In determining the amount payable, the health plan limited the reimbursement to 60% of the average amount that would have been paid had the services been in-network. However, the plan documents provided that out-of-network claims would be paid at 60% of the “reasonable and customary” amount, and it did not provide a definition or explanation of that term. Further, the notices provided to the participant on the initial claim and appeal did not explain the methodology used to determine the “reasonable and customary” amount.

The court found that failing to disclose the methodology used to determine the amount payable for out-of-network claims was a violation of the ERISA claims procedures, even though the participant did not specifically request an explanation, because the use of the negotiated in-network amounts to determine the reasonable and customary amount was an internal criteria that was relied upon in making the decision. Further, although the use of the negotiated rates was not, on its face, arbitrary and capricious, denying benefits on the basis of an undisclosed interpretation of a key term was arbitrary and capricious.

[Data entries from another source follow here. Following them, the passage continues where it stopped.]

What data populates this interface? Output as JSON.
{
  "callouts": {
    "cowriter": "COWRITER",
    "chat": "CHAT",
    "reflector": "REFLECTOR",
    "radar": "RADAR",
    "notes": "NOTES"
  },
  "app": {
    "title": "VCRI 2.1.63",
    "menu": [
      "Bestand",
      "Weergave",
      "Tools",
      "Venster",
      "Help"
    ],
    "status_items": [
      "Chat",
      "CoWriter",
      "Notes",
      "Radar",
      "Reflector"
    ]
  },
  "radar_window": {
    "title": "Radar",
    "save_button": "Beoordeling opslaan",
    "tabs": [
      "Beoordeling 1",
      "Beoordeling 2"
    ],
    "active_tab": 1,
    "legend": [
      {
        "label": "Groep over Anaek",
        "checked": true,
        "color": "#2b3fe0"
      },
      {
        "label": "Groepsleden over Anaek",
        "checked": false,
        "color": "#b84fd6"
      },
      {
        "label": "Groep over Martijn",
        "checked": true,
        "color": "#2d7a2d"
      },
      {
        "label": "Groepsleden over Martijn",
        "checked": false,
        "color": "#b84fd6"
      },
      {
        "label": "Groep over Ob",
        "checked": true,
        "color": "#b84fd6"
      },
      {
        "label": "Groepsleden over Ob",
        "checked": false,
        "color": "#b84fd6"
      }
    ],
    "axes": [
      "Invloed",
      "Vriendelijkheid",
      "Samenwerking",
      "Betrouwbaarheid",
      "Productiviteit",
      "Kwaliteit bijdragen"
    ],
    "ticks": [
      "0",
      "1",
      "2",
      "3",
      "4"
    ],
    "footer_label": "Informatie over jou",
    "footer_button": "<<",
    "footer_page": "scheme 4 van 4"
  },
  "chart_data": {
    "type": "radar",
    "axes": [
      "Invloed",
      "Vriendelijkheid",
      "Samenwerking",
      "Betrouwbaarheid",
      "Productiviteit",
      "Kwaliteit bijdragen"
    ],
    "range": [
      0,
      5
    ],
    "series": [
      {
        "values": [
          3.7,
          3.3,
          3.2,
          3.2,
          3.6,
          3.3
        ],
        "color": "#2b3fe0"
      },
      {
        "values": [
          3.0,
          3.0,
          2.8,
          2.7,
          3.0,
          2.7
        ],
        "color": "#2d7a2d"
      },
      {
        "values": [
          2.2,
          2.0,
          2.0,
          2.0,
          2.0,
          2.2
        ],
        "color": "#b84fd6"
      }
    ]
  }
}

As a result, the court ordered the claim to be recalculated based on the ordinary meaning of the term – the prevailing market rates.

This case serves as an important reminder to review plan documents to ensure key terms that are used to determine benefits or exclusions are defined and/or explained in sufficient detail. Further, plan sponsors should confirm that their claims administrators are providing non-evasive and specific explanations in their notices of adverse benefit determinations and are disclosing the internal criteria and fee schedules where appropriate.